2016/04/25

作品は誰のもの

もし自分の作品を批判されたら、自分のことのように傷つき怒るだろうか。そうだとしたら、プロとしてやっていくのは難しいだろう。

先日、とあるクラシックのコンサートを見に行った。一流と言われる非常に有名な演奏家の2時間の独奏だ。めったに聴かないクラシックのコンサート、そして僕には珍しい楽器の種類だったけれど、一流の演奏、2時間の独奏とはどんなものだろう、刺激になればと思い、聴きに行った。

結果的に、一流といえどその程度なのか、と落胆することとなった。その作品を知らない自分でもわかるミスノートやミスタッチを多発し、そればかりか演奏も胸に迫るものではなかったからだ。
長時間の移動やそれまでの仕事の疲れや緊張があったのかもしれないが、お客さんには言い訳にしかならない。

場所も日程も演奏家名も楽器名も明かさずに、その感想をSNSで1つ2つ呟いたところ、匿名の誰かがそのコンサートを特定して、「陰口を叩いている」、 と怒りのリプライを送ってきた。あろうことか、本人に知らせてやろう、などと本人のアカウントにあててリツイートをされたので、即時にブロックした。

自分の言いたかったことはその演奏家の批判などではなく、人はコンサートに何を求めて行くのか、演奏で感動することの得難さについて考えたかったのだ。
某迷惑アカウントがその演奏家のファンだったとしても、ご本人にとっては余計なお世話である。

だが仮に僕がそのコンサートについて批判的な感想を述べたとしても、それが何の問題があるのだろう。ファンは自分の好きな演奏家や感動した演奏を否定されれば、良い気持ちはしないだろう。

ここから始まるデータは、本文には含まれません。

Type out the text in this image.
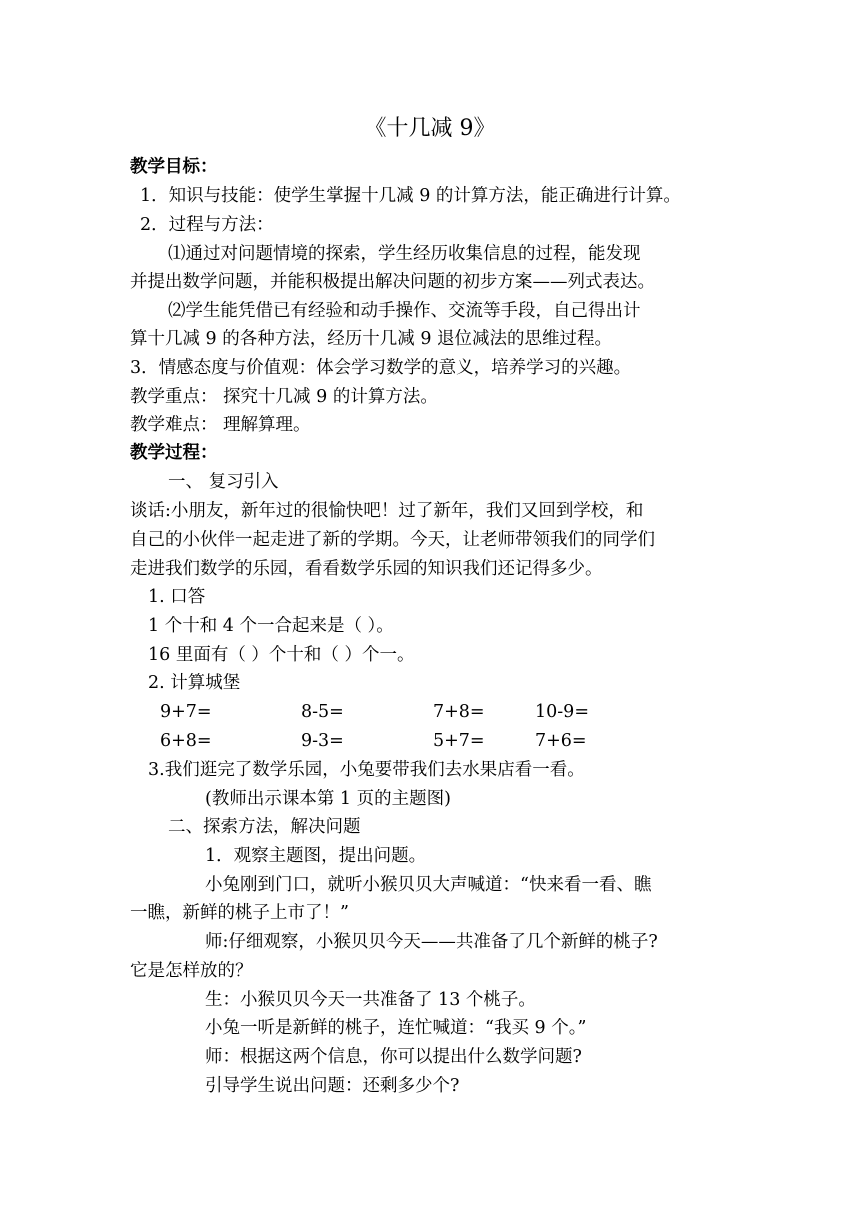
《十几减 9》
教学目标：
1．知识与技能：使学生掌握十几减 9 的计算方法，能正确进行计算。
2．过程与方法：
⑴通过对问题情境的探索，学生经历收集信息的过程，能发现
并提出数学问题，并能积极提出解决问题的初步方案——列式表达。
⑵学生能凭借已有经验和动手操作、交流等手段，自己得出计
算十几减 9 的各种方法，经历十几减 9 退位减法的思维过程。
3．情感态度与价值观：体会学习数学的意义，培养学习的兴趣。
教学重点： 探究十几减 9 的计算方法。
教学难点： 理解算理。
教学过程：
一、 复习引入
谈话:小朋友，新年过的很愉快吧！过了新年，我们又回到学校，和
自己的小伙伴一起走进了新的学期。今天，让老师带领我们的同学们
走进我们数学的乐园，看看数学乐园的知识我们还记得多少。
1. 口答
1 个十和 4 个一合起来是（ ）。
16 里面有（ ）个十和（ ）个一。
2. 计算城堡
9+7=	8-5=	7+8=	10-9=
6+8=	9-3=	5+7=	7+6=
3.我们逛完了数学乐园，小兔要带我们去水果店看一看。
(教师出示课本第 1 页的主题图)
二、探索方法，解决问题
1．观察主题图，提出问题。
小兔刚到门口，就听小猴贝贝大声喊道：“快来看一看、瞧
一瞧，新鲜的桃子上市了！”
师:仔细观察，小猴贝贝今天——共准备了几个新鲜的桃子?
它是怎样放的？
生：小猴贝贝今天一共准备了 13 个桃子。
小兔一听是新鲜的桃子，连忙喊道：“我买 9 个。”
师：根据这两个信息，你可以提出什么数学问题?
引导学生说出问题：还剩多少个?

しかし音楽の好みは十人十色、皆が同じものが好きでなければいけない、批判は許さない、というのは盲信的で怖い。「誰が何と言おうと、自分はこの人の演奏が好き。自分は良さをちゃんと分かっている」、それで良いのではないか。クラシック音楽界はちょっとウェットなんだろうか。

作品や演奏でご飯を食べているプロであれば、作品は作るまでは自分のもの、作ってからはお客様のものである。これは著作権の話ではない。

たとえば映画レビューでは、それぞれが好きに作品の批評をしている。Amazonの小説やCDだって、皆が★1つから5つまで自由に批評している。それは、作品を育てる、市場の健全なあり方だと思う。

受け取り手がどのように評価しようが、作り手はそれを甘んじて受け入れなければならない。だからと言って、ネガティブな評価に過剰に影響されてもいけない。自分が自信を持って生み出したのであれば、その程度で信念を曲げていては、やっていけない。

グルメサイトに批判を書き込まれた店が訴訟を起こす、なんていう話もあるようだけれど、グルメも芸術も受け取り手の好みは色々で、全員を満足させるのは最初から不可能。そして、批評をする人がそれに値する見識を持っているのかという問題もある。作り手は自分を信じてベストを尽くすことしか、自分にできることはない。ベストを尽くしたのなら、あとの評価はお客様のもの。
批判されて反省するべきなのは、信念とは違うことをしてしまったとき、そしてベストを尽くせなかったときだ。
ただ、芸術がグルメやサービスと違うのは、決して顧客満足のためにしているわけではないことだ。芸術的探究心や自分の芸術的衝動や欲求が創作の動機になることもある。そんな芸術は時代を先取りしすぎて誰にも見向きされないかもしれない。それでも存在が許される、存在することが認められるのが芸術なのだ。

もし、グルメサイトのようにコンサートの満足度を評価するサイトが一般的になったとき、芸術はサービス業に成り下がってしまうのかもしれない。